What Can You Do When You've Been Denied for a Credit Card?

If you’ve been denied for a credit card, it may feel like your financial world is crashing down. Don’t fret! Here are tips for how to handle a credit card denial.

Rejection hurts no matter what the situation, but when it comes to our credit, it seems to feel personal. We feel as though we've been judged as unworthy and that can make it seem as though we are unwanted. A credit card application denial is not a personal attack, but it is a reflection of what is found on your credit report.

Luckily, there are a bunch of things you can do after being denied that will lead to success in the future. First, we must determine why you were denied and start from there.

Read The Rejection Letter

According to Federal law in the United States, if you are rejected when applying for credit, the issuer of the credit must inform you how they came to that decision. You will receive a letter that should break down what issues they have with your credit and the reason for denial. This is your opportunity to figure what happened.
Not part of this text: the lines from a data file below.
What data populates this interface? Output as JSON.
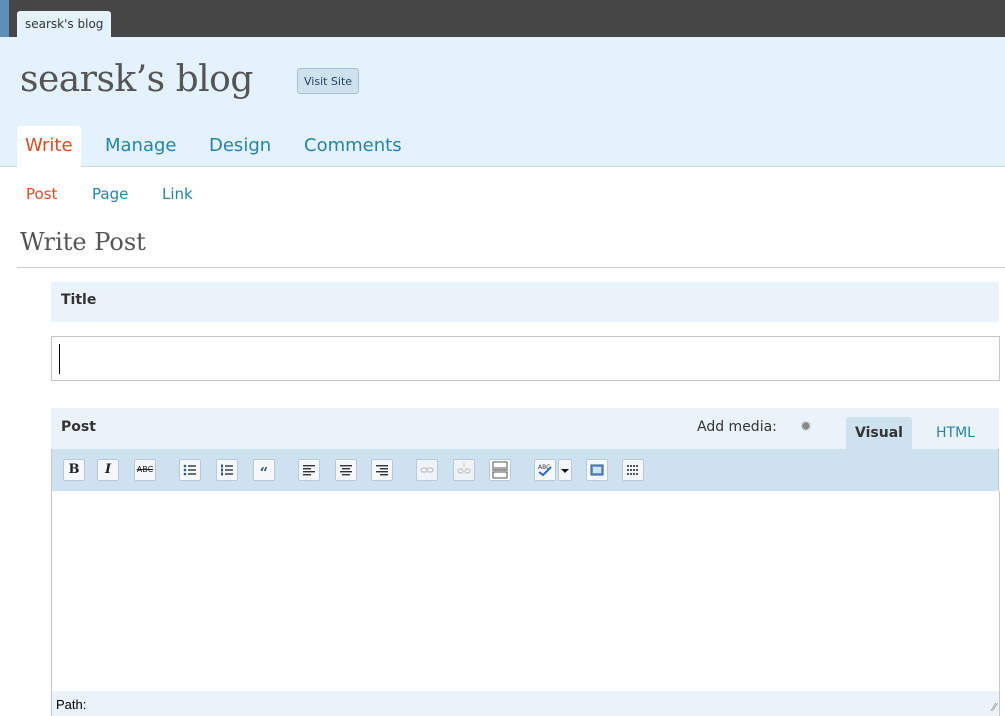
{
  "browser_tab": {
    "label": "searsk's blog"
  },
  "header": {
    "blog_title": "searsk’s blog",
    "visit_site": "Visit Site"
  },
  "main_nav": [
    {
      "label": "Write",
      "active": true
    },
    {
      "label": "Manage",
      "active": false
    },
    {
      "label": "Design",
      "active": false
    },
    {
      "label": "Comments",
      "active": false
    }
  ],
  "sub_nav": [
    {
      "label": "Post",
      "active": true
    },
    {
      "label": "Page",
      "active": false
    },
    {
      "label": "Link",
      "active": false
    }
  ],
  "page": {
    "heading": "Write Post"
  },
  "title_section": {
    "label": "Title",
    "value": ""
  },
  "post_section": {
    "label": "Post",
    "add_media": "Add media:",
    "add_media_icon": "gear-icon",
    "tab_visual": "Visual",
    "tab_html": "HTML",
    "toolbar": {
      "bold": "B",
      "italic": "I",
      "strikethrough": "ABC",
      "blockquote": "“",
      "buttons": [
        "bold",
        "italic",
        "strikethrough",
        "bullet-list",
        "numbered-list",
        "blockquote",
        "align-left",
        "align-center",
        "align-right",
        "insert-link",
        "unlink",
        "insert-more",
        "spellcheck",
        "spellcheck-dropdown",
        "fullscreen",
        "kitchen-sink"
      ]
    },
    "path_label": "Path:"
  },
  "colors": {
    "accent_active": "#d54e21",
    "link": "#2583ad",
    "header_bg": "#e4f2fd",
    "topbar_bg": "#464646"
  }
}
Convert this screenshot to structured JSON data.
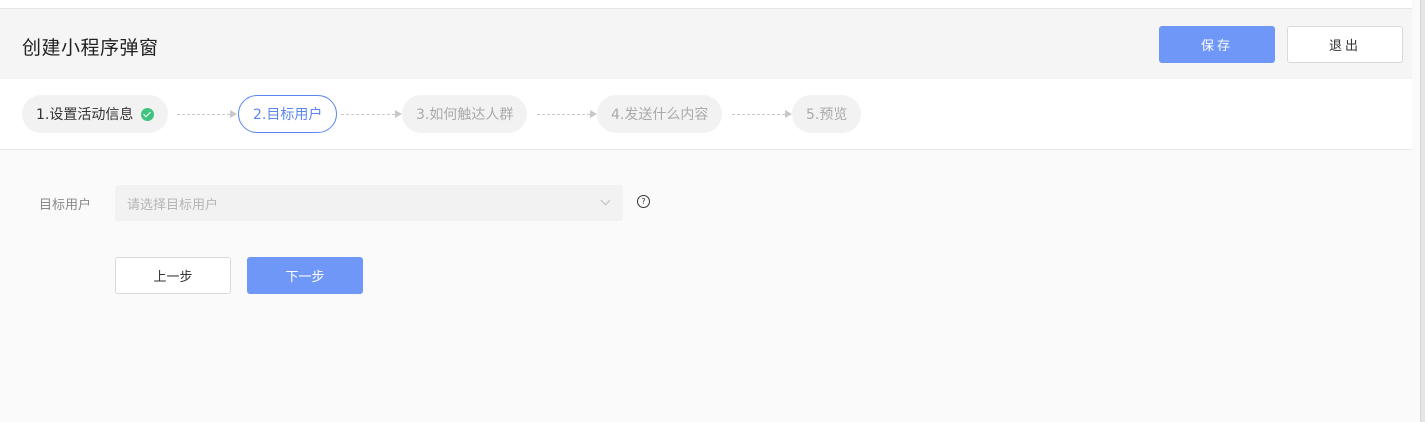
{
  "header": {
    "title": "创建小程序弹窗",
    "save_label": "保存",
    "exit_label": "退出"
  },
  "steps": [
    {
      "label": "1.设置活动信息",
      "status": "done"
    },
    {
      "label": "2.目标用户",
      "status": "active"
    },
    {
      "label": "3.如何触达人群",
      "status": "pending"
    },
    {
      "label": "4.发送什么内容",
      "status": "pending"
    },
    {
      "label": "5.预览",
      "status": "pending"
    }
  ],
  "form": {
    "target_user_label": "目标用户",
    "target_user_placeholder": "请选择目标用户",
    "help_icon": "question-circle-icon"
  },
  "actions": {
    "prev_label": "上一步",
    "next_label": "下一步"
  },
  "colors": {
    "primary": "#6f97f8",
    "active_step": "#5b86f0",
    "success": "#3fc37e"
  }
}
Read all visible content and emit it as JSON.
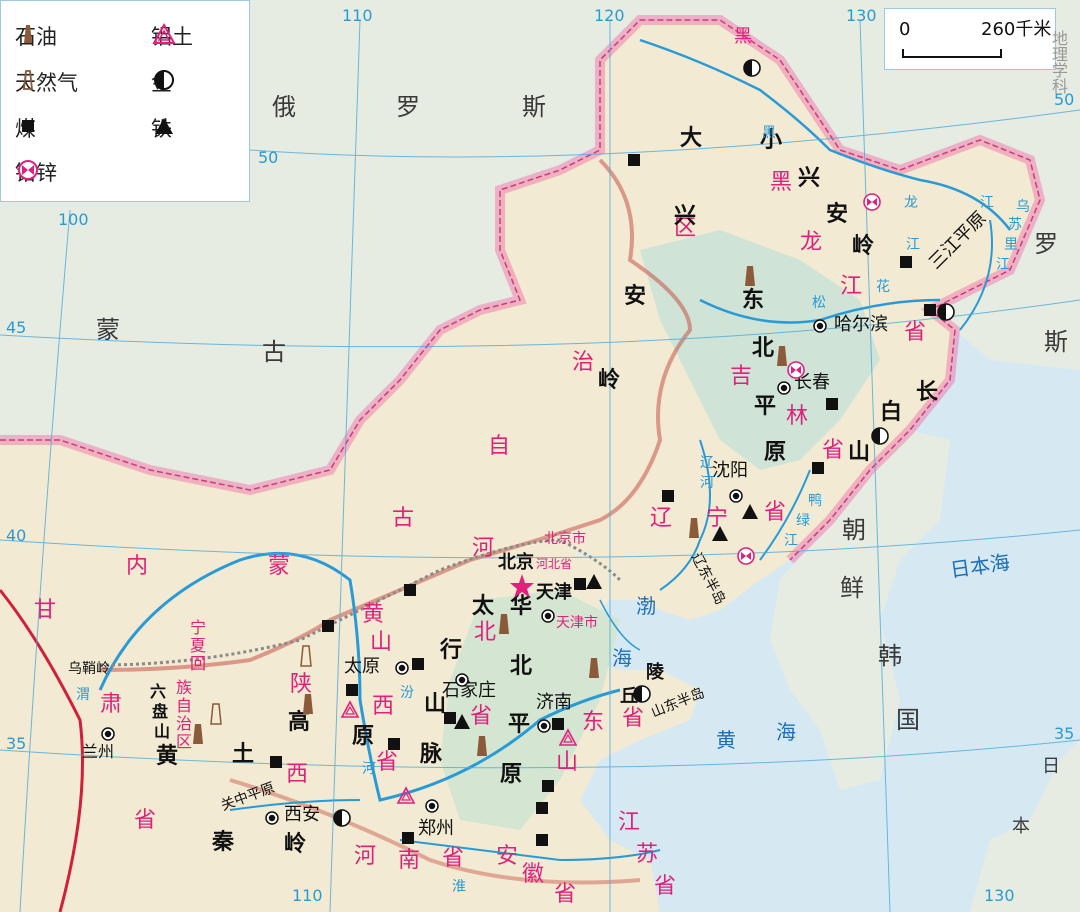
{
  "legend": {
    "items": [
      {
        "label": "石油",
        "icon": "oil-icon"
      },
      {
        "label": "铝土",
        "icon": "bauxite-icon"
      },
      {
        "label": "天然气",
        "icon": "gas-icon"
      },
      {
        "label": "金",
        "icon": "gold-icon"
      },
      {
        "label": "煤",
        "icon": "coal-icon"
      },
      {
        "label": "铁",
        "icon": "iron-icon"
      },
      {
        "label": "铅锌",
        "icon": "leadzinc-icon"
      }
    ]
  },
  "scale": {
    "zero": "0",
    "distance": "260千米"
  },
  "watermark": "地理学科",
  "grid_labels": {
    "lon_110": "110",
    "lon_120": "120",
    "lon_130": "130",
    "lon_100": "100",
    "lat_50": "50",
    "lat_45": "45",
    "lat_40": "40",
    "lat_35": "35",
    "lat_50_right": "50",
    "lat_35_right": "35",
    "lon_110_bottom": "110",
    "lon_130_bottom": "130"
  },
  "countries": {
    "russia": [
      "俄",
      "罗",
      "斯"
    ],
    "russia_right": [
      "罗",
      "斯"
    ],
    "mongolia": [
      "蒙",
      "古"
    ],
    "korea_n": [
      "朝",
      "鲜"
    ],
    "korea_s": [
      "韩",
      "国"
    ],
    "japan": [
      "日",
      "本"
    ]
  },
  "seas": {
    "japan_sea": "日本海",
    "bohai": [
      "渤",
      "海"
    ],
    "yellow_sea": [
      "黄",
      "海"
    ]
  },
  "provinces": {
    "heilongjiang": [
      "黑",
      "龙",
      "江",
      "省"
    ],
    "heilongjiang_top": "黑",
    "jilin": [
      "吉",
      "林",
      "省"
    ],
    "liaoning": [
      "辽",
      "宁",
      "省"
    ],
    "inner_mongolia": [
      "内",
      "蒙",
      "古",
      "自",
      "治",
      "区"
    ],
    "hebei": [
      "河",
      "北",
      "省"
    ],
    "beijing": "北京市",
    "tianjin": "天津市",
    "hebei_small": "河北省",
    "shanxi": [
      "山",
      "西",
      "省"
    ],
    "shaanxi": [
      "陕",
      "西"
    ],
    "shandong": [
      "山",
      "东",
      "省"
    ],
    "henan": [
      "河",
      "南",
      "省"
    ],
    "anhui": [
      "安",
      "徽",
      "省"
    ],
    "jiangsu": [
      "江",
      "苏",
      "省"
    ],
    "ningxia": [
      "宁",
      "夏",
      "回",
      "族",
      "自",
      "治",
      "区"
    ],
    "gansu": [
      "甘",
      "肃",
      "省"
    ]
  },
  "terrain": {
    "daxinganling": [
      "大",
      "兴",
      "安",
      "岭"
    ],
    "xiaoxinganling": [
      "小",
      "兴",
      "安",
      "岭"
    ],
    "dongbei_plain": [
      "东",
      "北",
      "平",
      "原"
    ],
    "changbai": [
      "长",
      "白",
      "山"
    ],
    "taihang": [
      "太",
      "行",
      "山",
      "脉"
    ],
    "huabei_plain": [
      "华",
      "北",
      "平",
      "原"
    ],
    "huangtu": [
      "黄",
      "土",
      "高",
      "原"
    ],
    "qinling": [
      "秦",
      "岭"
    ],
    "liupan": [
      "六",
      "盘",
      "山"
    ],
    "sanjiang": "三江平原",
    "guanzhong": "关中平原",
    "liaodong": "辽东半岛",
    "shandong_pen": "山东半岛",
    "qiuling": [
      "丘",
      "陵"
    ],
    "wuqiaoling": "乌鞘岭"
  },
  "rivers": {
    "heilong": [
      "黑",
      "龙",
      "江"
    ],
    "songhua": [
      "松",
      "花",
      "江"
    ],
    "wusuli": [
      "乌",
      "苏",
      "里",
      "江"
    ],
    "yalu": [
      "鸭",
      "绿",
      "江"
    ],
    "liao": [
      "辽",
      "河"
    ],
    "huang_upper": "黄",
    "huang_lower": "河",
    "fen": "汾",
    "huai": "淮",
    "wei": "渭"
  },
  "cities": {
    "beijing": "北京",
    "tianjin": "天津",
    "shenyang": "沈阳",
    "changchun": "长春",
    "harbin": "哈尔滨",
    "taiyuan": "太原",
    "shijiazhuang": "石家庄",
    "jinan": "济南",
    "zhengzhou": "郑州",
    "xian": "西安",
    "lanzhou": "兰州"
  },
  "colors": {
    "sea": "#cfe6f2",
    "land_china": "#f3ecd7",
    "land_foreign": "#e9efe9",
    "border_pink": "#f06aa6",
    "river": "#2a9ad6",
    "wall": "#c9544a",
    "province_pink": "#e0207a"
  }
}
This will also be your opportunity to correct what went wrong. If the letter states that you have too many outstanding accounts, it means that your other lines of credit are too close to their limits relative to your income. You will need to pay down those balances to be considered for new accounts. Being rejected shouldn't hurt your credit very much. You'll just have a small hit when applying for new credit.

Fix The Issues

There are many issues that could arise on credit reports like bankruptcy, delinquency of payments, or collection accounts. Fixing each issue has a different approach, here are some examples:

  • Bankruptcy: Time after discharge of the bankruptcy is necessary to begin the rebuilding process. To fully recover, it may take 7-10 years.
  • Delinquency: Having late payments on your credit report will almost assuredly bar you from new credit. Make sure that all of your accounts are fully caught up to date.
  • Collection Accounts: If those past due balances got away from you a bit, they will go into a collection status. These need to be caught up or paid off.

This is only a small sample of some of the things that will affect your credit score and possibly get you a denial. Stay on top of your credit report and make sure anything negative is taken care of as soon as possible.

Give It Some Time

With time, all things can be corrected and applying for credit will be a better experience. By knowing what is on your credit report, and fixing any issues, you can avoid another credit card denial.

It never feels good to be rejected, but rest assured almost anything can be corrected. Once the problems are corrected, hopefully, you'll never have to see a rejection letter again.